An American Werewolf in London is not only the most compulsively watchable movie in writer/director John Landis’ portfolio; it is also one of the all-time great horror movies, a pitch-perfect mix of belly laughs and genuine scares fifteen years before Scream. Landis’ stroke of genius was to make his lycanthropic protagonist David Kessler (David Naughton) a Nice Jewish Boy as well as a witty college student. Like Landis, David has seen all the old werewolf movies on late-night TV and can’t quite take his situation seriously. But American Werewolf is far from a self-referential spoof. It acknowledges the unreality of its premise, but then treats it with all the realism that Rick Baker’s transformation effects (which won an Oscar) can provide.
David and his buddy Jack Goodman (Griffin Dunne) amble across the dingy green English countryside, laughing ruefully about old girlfriends, as if they were strolling down a New York sidewalk. Like many Americans abroad, they seem to have a bubble of self-protective Americanness around them — their surroundings don’t touch them except as something to snark about later. They happen across a pub called the Slaughtered Lamb, peopled by the standard array of hostile country Brits. The boys receive vague warnings they don’t take seriously. But they take it seriously enough once they’re lost in the night fog as hungry growls circle around them.
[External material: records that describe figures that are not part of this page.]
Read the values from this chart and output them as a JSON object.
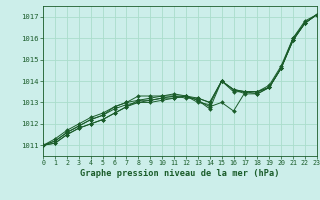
{
  "title": "Graphe pression niveau de la mer (hPa)",
  "bg_color": "#cceeea",
  "grid_color": "#aaddcc",
  "line_color": "#1a5c2a",
  "tick_color": "#1a5c2a",
  "xlim": [
    0,
    23
  ],
  "ylim": [
    1010.5,
    1017.5
  ],
  "yticks": [
    1011,
    1012,
    1013,
    1014,
    1015,
    1016,
    1017
  ],
  "xticks": [
    0,
    1,
    2,
    3,
    4,
    5,
    6,
    7,
    8,
    9,
    10,
    11,
    12,
    13,
    14,
    15,
    16,
    17,
    18,
    19,
    20,
    21,
    22,
    23
  ],
  "series": [
    [
      1011.0,
      1011.1,
      1011.5,
      1011.8,
      1012.0,
      1012.2,
      1012.5,
      1012.8,
      1013.0,
      1013.0,
      1013.1,
      1013.2,
      1013.3,
      1013.1,
      1012.7,
      1014.0,
      1013.6,
      1013.4,
      1013.4,
      1013.7,
      1014.6,
      1015.9,
      1016.7,
      1017.1
    ],
    [
      1011.0,
      1011.1,
      1011.5,
      1011.8,
      1012.0,
      1012.2,
      1012.5,
      1012.8,
      1013.1,
      1013.1,
      1013.2,
      1013.2,
      1013.3,
      1013.1,
      1012.8,
      1013.0,
      1012.6,
      1013.5,
      1013.5,
      1013.7,
      1014.6,
      1015.9,
      1016.7,
      1017.1
    ],
    [
      1011.0,
      1011.2,
      1011.6,
      1011.9,
      1012.2,
      1012.4,
      1012.7,
      1012.9,
      1013.0,
      1013.1,
      1013.2,
      1013.3,
      1013.2,
      1013.2,
      1013.0,
      1014.0,
      1013.5,
      1013.5,
      1013.4,
      1013.7,
      1014.6,
      1015.9,
      1016.7,
      1017.1
    ],
    [
      1011.0,
      1011.2,
      1011.6,
      1011.9,
      1012.2,
      1012.4,
      1012.8,
      1013.0,
      1013.3,
      1013.3,
      1013.3,
      1013.4,
      1013.3,
      1013.0,
      1012.9,
      1014.0,
      1013.6,
      1013.5,
      1013.5,
      1013.8,
      1014.7,
      1016.0,
      1016.8,
      1017.1
    ],
    [
      1011.0,
      1011.3,
      1011.7,
      1012.0,
      1012.3,
      1012.5,
      1012.8,
      1013.0,
      1013.1,
      1013.2,
      1013.3,
      1013.3,
      1013.3,
      1013.2,
      1013.0,
      1014.0,
      1013.6,
      1013.5,
      1013.5,
      1013.7,
      1014.6,
      1016.0,
      1016.7,
      1017.1
    ]
  ]
}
Jack is killed and David is badly scratched, waking up in a London hospital and attended by a no-nonsense doctor (John Woodvine) and a friendly nurse named Alex (Jenny Agutter). For a long while, American Werewolf coasts on the warm rapport between David and Alex as they take their patient-nurse relationship to the next level. Landis, with considerable help from Naughton, fleshes David out as an amiable, level-headed guy — the audience’s surrogate — who finds himself in the middle of a baffling supernatural conundrum. First come the dreams, sensationally effective, especially the one wherein Nazi monsters invade David’s home. Then come the animalistic urges — David gets hungrier and hornier. Then come the visits from the spectral Jack, in various stages of decomposition yet never losing his collegiate sarcasm (“Have you ever tried talking to a corpse? It’s boring“). Then, finally, alone in Alex’s flat during a full moon, David undergoes the change and takes to the shadows of London.
For all its flashes of goofiness, American Werewolf never loses sight of its chief goal as a horror movie. A sequence in which the werewolf stalks a businessman through an empty subway station (the victim retains a hilariously English properness: “I shall notify the police“) is almost cruelly effective, getting its suspense not from shrieking soundtrack music but from the man’s terrified gasping and the click-clack of his shoes in mad, fruitless retreat. Landis has been ranked among the “masters of horror” for scenes like that (it sure isn’t because of Innocent Blood).
Eventually, Landis explicitly marries the goofy and the gory in a surreal scene in which David sits in a porno theater and has to face the mutilated ghosts of the people he killed. They all (including Jack) say the same thing: David must kill himself to end the curse. It’s something that’s occurred to him, too. Right before that, he calls home, wanting to say goodbye to his parents, and ends up talking to his younger sister. Here, Landis goes beyond comedy and horror. We never lose our affection and sympathy for David even though his rampages as a werewolf are horrifying. We want him to be cured. But we know he won’t be.
If you know where to look, American Werewolf is full of little in-jokes, like the prerequisite Landis See You Next Wednesday reference, and the appearance of Frank Oz in dual roles as an impatient bureaucrat and as Miss Piggy. The jokes aren’t pushed too hard and don’t call attention to themselves. American Werewolf is exceptionally light of spirit — it reaches towards life (think of that phone call) even in the midst of death. Landis wrote the first draft at age 19, and had years to fine-tune it while keeping the essence of what drew him to the material — the contrast between modern sensibilities and ancient superstitions. As it turns out, old-school wins.
American Werewolf gets in and out in 97 minutes, finding time for digressions that bring us closer to the characters (David riding the bus and making bizarre faces at the mohawked passengers) but covering the gamut of emotion. It’s a full package. If Landis is acclaimed as a master of horror on the basis of one film, this one film is more than enough to qualify him for the pantheon. It’s an achievement I’ve always wished he could repeat, but maybe this kind of lightning only strikes once.